The report’s results were based on the federation’s survey of senior researchers at a dozen securities companies on prospects of some of the country’s main exports.

Kim Bong-man, head of the international affairs division at the federation, urged the government to provide help for South Korean companies.

“South Korea’s exports are breaking records day after day even when the coronavirus pandemic isn’t over, but a crisis can arrive at any time,” Kim said.

“The government should provide support for South Korean export companies to operate their business smoothly while actively responding to the rise in protectionism and the US-China conflict.”

The report also sounded an alarm for the biotech and health care sectors that would likely take a hit as exports of COVID-19 self-test kits will likely dwindle while the global vaccine rollout gathers speed.

Seven in 10 experts said South Korean export companies are expected to excel in the secondary cell industry until the second half of 2023 or even after 2024.

The confidence in the market comes as the global electric vehicle market has enjoyed a rapid growth in recent years and South Korean battery makers have gained competitiveness, the report said.

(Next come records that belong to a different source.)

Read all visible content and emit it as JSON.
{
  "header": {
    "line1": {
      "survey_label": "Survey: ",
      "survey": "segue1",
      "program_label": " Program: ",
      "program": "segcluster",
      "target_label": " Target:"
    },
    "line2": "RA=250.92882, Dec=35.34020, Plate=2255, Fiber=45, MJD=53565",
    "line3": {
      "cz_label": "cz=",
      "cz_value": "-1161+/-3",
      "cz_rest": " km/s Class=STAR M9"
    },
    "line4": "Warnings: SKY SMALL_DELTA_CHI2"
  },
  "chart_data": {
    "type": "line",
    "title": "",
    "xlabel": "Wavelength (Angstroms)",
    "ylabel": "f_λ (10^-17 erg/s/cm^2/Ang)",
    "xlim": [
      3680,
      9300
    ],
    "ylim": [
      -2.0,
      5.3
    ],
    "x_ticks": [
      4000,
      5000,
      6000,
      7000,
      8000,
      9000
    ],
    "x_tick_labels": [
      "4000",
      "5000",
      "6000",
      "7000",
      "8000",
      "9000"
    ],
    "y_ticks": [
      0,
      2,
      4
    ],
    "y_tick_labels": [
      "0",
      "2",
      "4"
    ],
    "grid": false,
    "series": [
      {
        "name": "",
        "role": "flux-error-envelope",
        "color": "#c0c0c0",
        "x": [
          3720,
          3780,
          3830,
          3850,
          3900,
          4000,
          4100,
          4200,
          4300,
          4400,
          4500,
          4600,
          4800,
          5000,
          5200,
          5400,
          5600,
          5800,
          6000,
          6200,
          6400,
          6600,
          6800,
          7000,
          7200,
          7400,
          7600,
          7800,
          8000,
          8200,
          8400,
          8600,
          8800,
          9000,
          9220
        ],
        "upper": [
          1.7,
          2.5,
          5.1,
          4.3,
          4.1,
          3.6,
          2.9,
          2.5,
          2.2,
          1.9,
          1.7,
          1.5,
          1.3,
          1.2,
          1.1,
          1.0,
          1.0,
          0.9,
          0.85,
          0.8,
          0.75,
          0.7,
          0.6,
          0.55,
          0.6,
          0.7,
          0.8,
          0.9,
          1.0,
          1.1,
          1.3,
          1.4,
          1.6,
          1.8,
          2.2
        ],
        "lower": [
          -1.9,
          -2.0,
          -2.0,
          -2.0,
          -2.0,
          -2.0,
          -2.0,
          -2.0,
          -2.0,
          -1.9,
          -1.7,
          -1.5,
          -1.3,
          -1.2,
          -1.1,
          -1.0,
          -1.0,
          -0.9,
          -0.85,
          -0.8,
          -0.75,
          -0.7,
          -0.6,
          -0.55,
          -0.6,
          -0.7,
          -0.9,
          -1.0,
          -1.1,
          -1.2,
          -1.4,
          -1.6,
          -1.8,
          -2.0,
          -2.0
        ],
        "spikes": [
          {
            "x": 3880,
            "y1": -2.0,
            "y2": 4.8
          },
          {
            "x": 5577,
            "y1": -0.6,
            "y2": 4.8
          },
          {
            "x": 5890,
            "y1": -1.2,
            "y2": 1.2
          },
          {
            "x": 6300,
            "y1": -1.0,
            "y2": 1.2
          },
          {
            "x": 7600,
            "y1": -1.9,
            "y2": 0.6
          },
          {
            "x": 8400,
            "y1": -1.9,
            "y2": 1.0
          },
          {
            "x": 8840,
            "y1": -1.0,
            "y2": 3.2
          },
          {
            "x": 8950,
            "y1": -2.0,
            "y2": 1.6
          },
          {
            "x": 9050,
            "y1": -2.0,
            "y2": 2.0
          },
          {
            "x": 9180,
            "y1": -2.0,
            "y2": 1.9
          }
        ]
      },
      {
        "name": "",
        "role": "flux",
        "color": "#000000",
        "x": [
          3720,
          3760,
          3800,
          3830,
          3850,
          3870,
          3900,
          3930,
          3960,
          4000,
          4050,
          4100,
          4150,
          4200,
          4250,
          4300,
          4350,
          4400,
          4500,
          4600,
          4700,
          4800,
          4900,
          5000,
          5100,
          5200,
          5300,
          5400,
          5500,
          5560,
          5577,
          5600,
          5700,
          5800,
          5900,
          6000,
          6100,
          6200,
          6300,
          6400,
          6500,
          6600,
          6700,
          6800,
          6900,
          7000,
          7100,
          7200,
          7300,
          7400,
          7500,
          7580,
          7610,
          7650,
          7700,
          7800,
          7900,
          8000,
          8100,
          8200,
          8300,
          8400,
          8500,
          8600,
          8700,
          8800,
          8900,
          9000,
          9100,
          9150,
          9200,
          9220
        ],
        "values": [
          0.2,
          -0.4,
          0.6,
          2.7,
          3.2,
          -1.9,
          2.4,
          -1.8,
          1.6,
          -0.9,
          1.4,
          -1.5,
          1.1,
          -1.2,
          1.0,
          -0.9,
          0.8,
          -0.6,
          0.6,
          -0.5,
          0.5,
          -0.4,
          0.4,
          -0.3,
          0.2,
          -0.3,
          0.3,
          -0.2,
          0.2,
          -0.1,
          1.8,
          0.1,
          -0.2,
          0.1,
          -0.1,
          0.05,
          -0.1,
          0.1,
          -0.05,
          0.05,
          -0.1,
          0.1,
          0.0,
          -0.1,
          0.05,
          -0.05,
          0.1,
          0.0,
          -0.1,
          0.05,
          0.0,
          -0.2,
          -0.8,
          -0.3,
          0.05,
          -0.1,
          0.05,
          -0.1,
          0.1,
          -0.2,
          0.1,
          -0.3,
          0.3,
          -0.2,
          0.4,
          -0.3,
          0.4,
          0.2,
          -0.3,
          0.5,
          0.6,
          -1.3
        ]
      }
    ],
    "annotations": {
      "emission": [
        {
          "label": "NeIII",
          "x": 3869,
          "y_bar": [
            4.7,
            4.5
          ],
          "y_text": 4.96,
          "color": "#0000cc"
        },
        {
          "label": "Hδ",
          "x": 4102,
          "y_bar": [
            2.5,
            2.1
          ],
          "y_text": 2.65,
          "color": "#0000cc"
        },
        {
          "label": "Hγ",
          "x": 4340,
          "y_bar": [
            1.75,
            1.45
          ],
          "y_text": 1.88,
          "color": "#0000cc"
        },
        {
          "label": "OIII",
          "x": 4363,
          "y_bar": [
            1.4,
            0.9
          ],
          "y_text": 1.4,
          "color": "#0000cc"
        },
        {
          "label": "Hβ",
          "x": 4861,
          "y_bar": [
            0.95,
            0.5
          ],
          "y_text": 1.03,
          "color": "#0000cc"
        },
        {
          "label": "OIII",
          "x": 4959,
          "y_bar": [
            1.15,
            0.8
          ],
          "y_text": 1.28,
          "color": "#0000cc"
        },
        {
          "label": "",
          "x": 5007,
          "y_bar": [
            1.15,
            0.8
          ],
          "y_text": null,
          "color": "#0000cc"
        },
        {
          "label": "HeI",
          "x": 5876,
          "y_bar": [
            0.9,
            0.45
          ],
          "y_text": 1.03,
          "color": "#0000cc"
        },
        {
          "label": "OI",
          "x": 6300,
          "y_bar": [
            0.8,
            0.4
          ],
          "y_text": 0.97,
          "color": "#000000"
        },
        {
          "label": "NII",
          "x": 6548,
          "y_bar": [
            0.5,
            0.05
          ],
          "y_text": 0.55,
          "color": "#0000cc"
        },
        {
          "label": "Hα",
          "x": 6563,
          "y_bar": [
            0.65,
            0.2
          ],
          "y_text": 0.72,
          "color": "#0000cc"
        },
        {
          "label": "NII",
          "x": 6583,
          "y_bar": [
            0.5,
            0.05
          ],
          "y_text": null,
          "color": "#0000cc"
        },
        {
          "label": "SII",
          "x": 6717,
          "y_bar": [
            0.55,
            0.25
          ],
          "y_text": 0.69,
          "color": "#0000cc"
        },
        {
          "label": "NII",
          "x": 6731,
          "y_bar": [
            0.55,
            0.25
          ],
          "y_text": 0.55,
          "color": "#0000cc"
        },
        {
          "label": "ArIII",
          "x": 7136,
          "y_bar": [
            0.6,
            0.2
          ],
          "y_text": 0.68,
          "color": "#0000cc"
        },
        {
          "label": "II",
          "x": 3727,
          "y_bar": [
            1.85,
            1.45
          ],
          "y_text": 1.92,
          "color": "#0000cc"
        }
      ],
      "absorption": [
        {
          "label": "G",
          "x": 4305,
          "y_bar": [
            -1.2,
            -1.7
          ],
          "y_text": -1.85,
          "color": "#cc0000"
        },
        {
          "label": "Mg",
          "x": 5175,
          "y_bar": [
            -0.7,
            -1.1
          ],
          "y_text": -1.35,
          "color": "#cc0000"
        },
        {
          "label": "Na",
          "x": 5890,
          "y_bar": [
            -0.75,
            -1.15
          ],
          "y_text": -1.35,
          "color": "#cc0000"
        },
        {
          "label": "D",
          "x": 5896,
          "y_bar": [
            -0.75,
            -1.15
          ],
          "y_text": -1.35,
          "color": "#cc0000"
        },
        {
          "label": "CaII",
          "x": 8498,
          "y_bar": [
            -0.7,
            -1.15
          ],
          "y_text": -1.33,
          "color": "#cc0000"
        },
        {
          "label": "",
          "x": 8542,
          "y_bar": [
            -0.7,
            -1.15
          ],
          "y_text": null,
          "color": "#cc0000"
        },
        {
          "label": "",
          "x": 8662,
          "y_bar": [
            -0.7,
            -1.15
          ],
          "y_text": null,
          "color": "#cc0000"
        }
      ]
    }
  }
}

Semiconductor shipments, the country’s biggest export products, are set to enjoy a growth until the first half of 2022 due to high demand of DRAM, though its growth could drop later in the same year following a possible unit price drop.

The report, citing experts, said recent export growths are largely a result of a “base effect” -- a situation where a bump or drop in growth can appear exaggerated due to the choice of data points.

It also urged the government to ease regulations as part of efforts to give export competitiveness to South Korean companies.

Improving trade conditions with export partners and expanding research and development investments were among the actions suggested.